Blouin-Demers hopes that the research coming out of his laboratory can contribute to reptile conservation. Reptiles are in fact the most threatened vertebrates in Canada.

The project
The northern Map Turtles that Blouin-Demers studied were from Lake Opinicon (100 km south of Ottawa). He implanted thermometers into the abdomen of juvenile turtles to continuously monitor their body temperature for two years. Using their body temperature, Blouin-Demers can calculate the turtles’ metabolic rates to estimate how important thermoregulation is to the energy available for growth and reproduction.

The key
Blouin-Demers determined that basking has a huge impact on the energy budgets of northern Map Turtles. The turtles spend three-quarters of their day basking in the sun.
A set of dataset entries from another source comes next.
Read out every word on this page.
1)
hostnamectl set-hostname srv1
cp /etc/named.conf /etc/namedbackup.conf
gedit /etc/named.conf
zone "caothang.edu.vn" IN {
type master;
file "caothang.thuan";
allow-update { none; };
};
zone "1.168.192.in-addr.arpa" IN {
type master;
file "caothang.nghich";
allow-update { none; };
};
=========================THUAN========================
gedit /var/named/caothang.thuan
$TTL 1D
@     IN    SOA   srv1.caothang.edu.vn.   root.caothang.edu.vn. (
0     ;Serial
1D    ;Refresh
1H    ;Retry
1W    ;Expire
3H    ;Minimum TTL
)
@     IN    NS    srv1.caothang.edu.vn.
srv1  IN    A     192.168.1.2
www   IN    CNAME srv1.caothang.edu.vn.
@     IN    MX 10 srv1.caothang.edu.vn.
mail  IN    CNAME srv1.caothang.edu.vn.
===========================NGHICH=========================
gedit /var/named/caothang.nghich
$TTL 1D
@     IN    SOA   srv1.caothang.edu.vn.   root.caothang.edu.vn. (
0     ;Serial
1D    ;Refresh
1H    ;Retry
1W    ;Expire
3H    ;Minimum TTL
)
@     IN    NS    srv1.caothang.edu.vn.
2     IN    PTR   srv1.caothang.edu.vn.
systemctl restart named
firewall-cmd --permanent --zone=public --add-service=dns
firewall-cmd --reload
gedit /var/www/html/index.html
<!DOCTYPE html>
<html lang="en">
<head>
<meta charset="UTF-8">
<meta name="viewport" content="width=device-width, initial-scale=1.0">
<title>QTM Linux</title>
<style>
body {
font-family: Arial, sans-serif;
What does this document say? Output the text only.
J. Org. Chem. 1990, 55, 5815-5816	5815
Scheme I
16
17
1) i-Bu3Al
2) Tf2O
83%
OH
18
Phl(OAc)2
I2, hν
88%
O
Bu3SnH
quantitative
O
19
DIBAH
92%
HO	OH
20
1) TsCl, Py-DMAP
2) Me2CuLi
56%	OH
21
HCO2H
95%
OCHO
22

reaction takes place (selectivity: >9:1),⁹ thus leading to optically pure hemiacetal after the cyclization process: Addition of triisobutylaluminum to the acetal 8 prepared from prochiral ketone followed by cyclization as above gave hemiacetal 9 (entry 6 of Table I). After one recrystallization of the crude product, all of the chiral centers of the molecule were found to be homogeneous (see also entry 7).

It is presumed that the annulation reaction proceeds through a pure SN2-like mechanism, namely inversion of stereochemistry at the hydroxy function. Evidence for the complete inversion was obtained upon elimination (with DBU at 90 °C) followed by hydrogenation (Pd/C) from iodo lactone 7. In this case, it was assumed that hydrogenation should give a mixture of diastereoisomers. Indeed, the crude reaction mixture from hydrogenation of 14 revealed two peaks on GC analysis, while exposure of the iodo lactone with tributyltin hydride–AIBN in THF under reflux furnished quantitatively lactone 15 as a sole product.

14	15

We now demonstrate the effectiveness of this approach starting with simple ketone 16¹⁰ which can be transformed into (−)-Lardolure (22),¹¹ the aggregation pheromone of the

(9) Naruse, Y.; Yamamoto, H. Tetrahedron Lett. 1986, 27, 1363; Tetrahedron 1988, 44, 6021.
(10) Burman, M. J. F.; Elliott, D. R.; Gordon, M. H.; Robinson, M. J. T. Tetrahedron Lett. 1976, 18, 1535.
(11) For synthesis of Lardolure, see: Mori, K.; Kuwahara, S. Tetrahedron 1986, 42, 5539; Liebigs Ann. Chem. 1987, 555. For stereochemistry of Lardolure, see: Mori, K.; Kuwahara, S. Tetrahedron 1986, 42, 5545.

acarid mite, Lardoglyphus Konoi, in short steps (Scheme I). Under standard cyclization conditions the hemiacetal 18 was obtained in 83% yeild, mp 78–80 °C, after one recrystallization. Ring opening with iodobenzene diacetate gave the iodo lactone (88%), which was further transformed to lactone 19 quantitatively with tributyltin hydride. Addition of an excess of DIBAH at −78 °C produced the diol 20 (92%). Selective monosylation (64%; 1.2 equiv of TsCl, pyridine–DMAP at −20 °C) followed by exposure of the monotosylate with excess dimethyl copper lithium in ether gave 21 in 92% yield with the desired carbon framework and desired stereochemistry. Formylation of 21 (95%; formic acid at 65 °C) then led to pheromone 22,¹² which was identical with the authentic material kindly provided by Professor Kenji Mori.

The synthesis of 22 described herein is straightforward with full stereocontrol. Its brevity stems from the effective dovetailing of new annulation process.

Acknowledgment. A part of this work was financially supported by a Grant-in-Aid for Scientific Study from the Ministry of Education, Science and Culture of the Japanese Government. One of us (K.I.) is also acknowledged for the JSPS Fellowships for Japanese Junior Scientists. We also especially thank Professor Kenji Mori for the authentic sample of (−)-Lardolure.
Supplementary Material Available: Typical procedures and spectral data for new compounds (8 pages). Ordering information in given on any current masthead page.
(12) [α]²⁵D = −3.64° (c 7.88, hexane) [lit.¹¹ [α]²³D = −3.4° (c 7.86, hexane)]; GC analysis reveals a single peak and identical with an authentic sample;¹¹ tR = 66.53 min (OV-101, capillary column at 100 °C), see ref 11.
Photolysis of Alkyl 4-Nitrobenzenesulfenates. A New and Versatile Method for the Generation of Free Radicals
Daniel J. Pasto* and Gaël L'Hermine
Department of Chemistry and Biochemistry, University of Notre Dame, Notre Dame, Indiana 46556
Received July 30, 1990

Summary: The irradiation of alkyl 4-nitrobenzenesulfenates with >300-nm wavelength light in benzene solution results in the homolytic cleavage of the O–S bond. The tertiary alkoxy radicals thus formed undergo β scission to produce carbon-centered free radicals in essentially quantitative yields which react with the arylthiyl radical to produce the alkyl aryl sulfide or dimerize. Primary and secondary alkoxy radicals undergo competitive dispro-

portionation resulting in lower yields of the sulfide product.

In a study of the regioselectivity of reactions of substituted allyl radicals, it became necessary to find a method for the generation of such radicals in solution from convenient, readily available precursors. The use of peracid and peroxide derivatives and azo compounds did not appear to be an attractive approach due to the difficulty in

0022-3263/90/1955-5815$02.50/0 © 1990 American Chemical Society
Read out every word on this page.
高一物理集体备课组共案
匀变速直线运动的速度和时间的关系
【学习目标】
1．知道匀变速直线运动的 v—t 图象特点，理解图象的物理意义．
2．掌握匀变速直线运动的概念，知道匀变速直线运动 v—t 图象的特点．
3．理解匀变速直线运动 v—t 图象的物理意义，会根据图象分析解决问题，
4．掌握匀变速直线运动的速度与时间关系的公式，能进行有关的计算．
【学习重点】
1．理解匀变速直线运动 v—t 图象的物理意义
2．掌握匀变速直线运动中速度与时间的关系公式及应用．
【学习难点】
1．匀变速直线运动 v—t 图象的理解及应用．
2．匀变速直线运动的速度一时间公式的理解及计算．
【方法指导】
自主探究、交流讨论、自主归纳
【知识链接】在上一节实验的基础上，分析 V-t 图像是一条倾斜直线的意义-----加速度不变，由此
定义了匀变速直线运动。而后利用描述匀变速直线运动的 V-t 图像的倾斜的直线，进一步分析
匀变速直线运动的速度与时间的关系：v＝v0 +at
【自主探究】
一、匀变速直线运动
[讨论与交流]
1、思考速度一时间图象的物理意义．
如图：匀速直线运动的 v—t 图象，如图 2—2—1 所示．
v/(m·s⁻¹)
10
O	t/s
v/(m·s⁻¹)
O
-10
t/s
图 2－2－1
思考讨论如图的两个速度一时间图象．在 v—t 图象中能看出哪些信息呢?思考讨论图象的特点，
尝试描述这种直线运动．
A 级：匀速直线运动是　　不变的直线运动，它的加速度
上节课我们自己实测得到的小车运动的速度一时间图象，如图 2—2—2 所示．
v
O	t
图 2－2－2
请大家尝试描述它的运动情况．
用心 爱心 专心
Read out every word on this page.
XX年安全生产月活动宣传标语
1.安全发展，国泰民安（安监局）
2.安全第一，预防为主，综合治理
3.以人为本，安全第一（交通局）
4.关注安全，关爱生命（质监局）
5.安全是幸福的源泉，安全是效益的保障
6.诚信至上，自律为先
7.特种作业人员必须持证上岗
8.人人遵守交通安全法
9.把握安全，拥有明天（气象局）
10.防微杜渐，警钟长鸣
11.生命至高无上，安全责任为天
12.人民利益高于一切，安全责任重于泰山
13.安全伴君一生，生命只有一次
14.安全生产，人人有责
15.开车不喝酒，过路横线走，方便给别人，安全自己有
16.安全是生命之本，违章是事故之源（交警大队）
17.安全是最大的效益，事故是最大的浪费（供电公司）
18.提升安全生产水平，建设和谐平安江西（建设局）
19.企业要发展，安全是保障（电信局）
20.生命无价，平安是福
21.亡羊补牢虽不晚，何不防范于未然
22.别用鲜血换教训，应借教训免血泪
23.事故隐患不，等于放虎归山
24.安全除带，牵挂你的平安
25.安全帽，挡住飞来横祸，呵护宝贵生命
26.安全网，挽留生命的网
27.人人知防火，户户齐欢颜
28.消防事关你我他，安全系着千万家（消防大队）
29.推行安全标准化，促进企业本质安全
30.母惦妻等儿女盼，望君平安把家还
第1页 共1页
More importantly, he found that if northern Map Turtles don’t bask, their metabolic rate slows by as much as a third. This amounts to a huge loss in available energy for growth, reproduction, and everyday turtlely business. Despite the clear importance of basking, Blouin-Demers discovered that the turtles bask a little less than the theoretically expected optimal amount. Blouin-Demers speculates that this is because basking is a mutually exclusive behaviour: Turtles can’t multi-task while basking. They bask on land but do all their other important activities (like foraging and mating) in the water, so they must compromise.